Neuquen could produce enough unconventional gas within two or three years to obviate the need for Qatar imports that could cost up to 5 billion dollars, said Governor Jorge Sapag.
I estimate that with an investment of 2 billion we could substitute that Qatar importation. What we have to do is to drill here, said during a meeting with the press.
Sapag's comments come about two weeks after Argentina's state-run energy company, Enarsa, signed a non-binding agreement with Qatargas to provide the country with 5 million tons of liquefied natural gas a year.
According to Sapag the 20-year import deal, slated to begin in 2014, is “entirely unnecessary”.
Once a net gas exporter, Argentina has been unable to meet its domestic gas needs since 2004, when booming demand surpassed declining output. Since then, Argentina has imported gas from neighboring Bolivia and, increasingly, from Trinidad & Tobago.
Sapag said Argentina will still need to import gas from Bolivia for strategic geopolitical reasons.
During periods of peak demand, such as the winter months from June through September, the government rations gas to industrial companies to ensure distribution to residential homes.
Since 2008, Neuquen has led the push for unconventional gas and oil production, which involves freeing the hydrocarbons from shale rock by fracturing the stone and bringing them to the surface.
The federal government's 2008 Gas Plus rules allow companies to charge more for unconventional gas, which is more expensive to extract.
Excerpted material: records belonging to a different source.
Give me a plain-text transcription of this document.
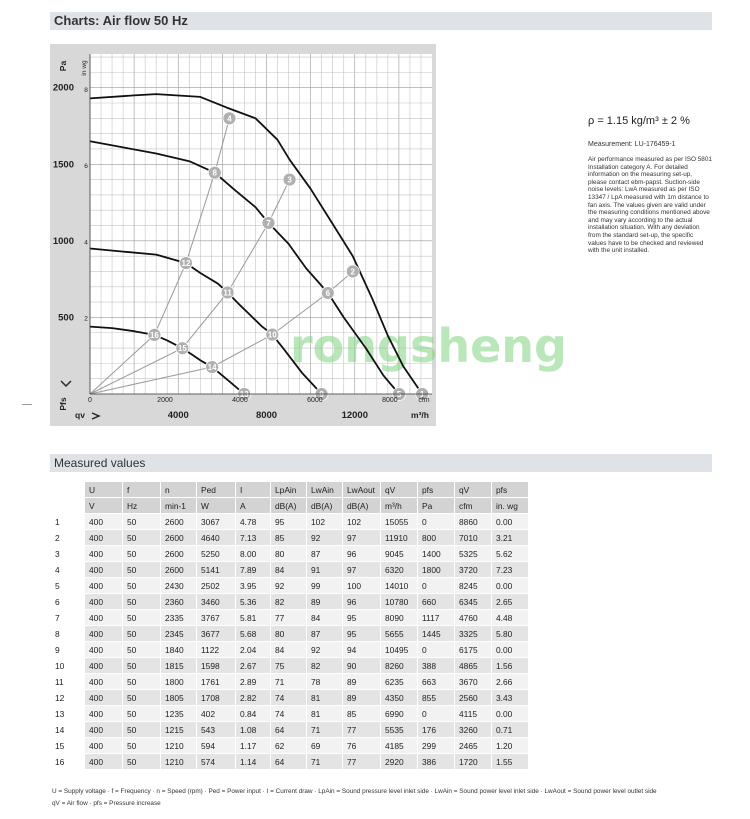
Charts: Air flow 50 Hz
rongsheng
1
2
3
4
5
6
7
8
9
10
11
12
13
14
15
16
500
1000
1500
2000
2
4
6
8
Pa in wg
Pfs	0	2000	4000	6000	8000	cfm
4000	8000	12000	m³/h
qv
ρ = 1.15 kg/m³ ± 2 %
Measurement: LU-176459-1
Air performance measured as per ISO 5801 Installation category A. For detailed information on the measuring set-up, please contact ebm-papst. Suction-side noise levels: LwA measured as per ISO 13347 / LpA measured with 1m distance to fan axis. The values given are valid under the measuring conditions mentioned above and may vary according to the actual installation situation. With any deviation from the standard set-up, the specific values have to be checked and reviewed with the unit installed.
Measured values
	U	f	n	Ped	I	LpAin	LwAin	LwAout	qV	pfs	qV	pfs
	V	Hz	min-1	W	A	dB(A)	dB(A)	dB(A)	m³/h	Pa	cfm	in. wg
1	400	50	2600	3067	4.78	95	102	102	15055	0	8860	0.00
2	400	50	2600	4640	7.13	85	92	97	11910	800	7010	3.21
3	400	50	2600	5250	8.00	80	87	96	9045	1400	5325	5.62
4	400	50	2600	5141	7.89	84	91	97	6320	1800	3720	7.23
5	400	50	2430	2502	3.95	92	99	100	14010	0	8245	0.00
6	400	50	2360	3460	5.36	82	89	96	10780	660	6345	2.65
7	400	50	2335	3767	5.81	77	84	95	8090	1117	4760	4.48
8	400	50	2345	3677	5.68	80	87	95	5655	1445	3325	5.80
9	400	50	1840	1122	2.04	84	92	94	10495	0	6175	0.00
10	400	50	1815	1598	2.67	75	82	90	8260	388	4865	1.56
11	400	50	1800	1761	2.89	71	78	89	6235	663	3670	2.66
12	400	50	1805	1708	2.82	74	81	89	4350	855	2560	3.43
13	400	50	1235	402	0.84	74	81	85	6990	0	4115	0.00
14	400	50	1215	543	1.08	64	71	77	5535	176	3260	0.71
15	400	50	1210	594	1.17	62	69	76	4185	299	2465	1.20
16	400	50	1210	574	1.14	64	71	77	2920	386	1720	1.55
U = Supply voltage · f = Frequency · n = Speed (rpm) · Ped = Power input · I = Current draw · LpAin = Sound pressure level inlet side · LwAin = Sound power level inlet side · LwAout = Sound power level outlet side
qV = Air flow · pfs = Pressure increase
Unconventional gas now sells for 5 to 7 US dollars per million British Thermal units.
Before this, almost all oil and gas prices had been frozen at below-market levels, giving companies little incentive to invest in exploration.
Even today in Neuquen, residential gas sells for less than 1 dollar per MMBtu, far below the 7 dollars paid for gas from Bolivia or the 14 dollars for LNG from Trinidad & Tobago, Sapag said.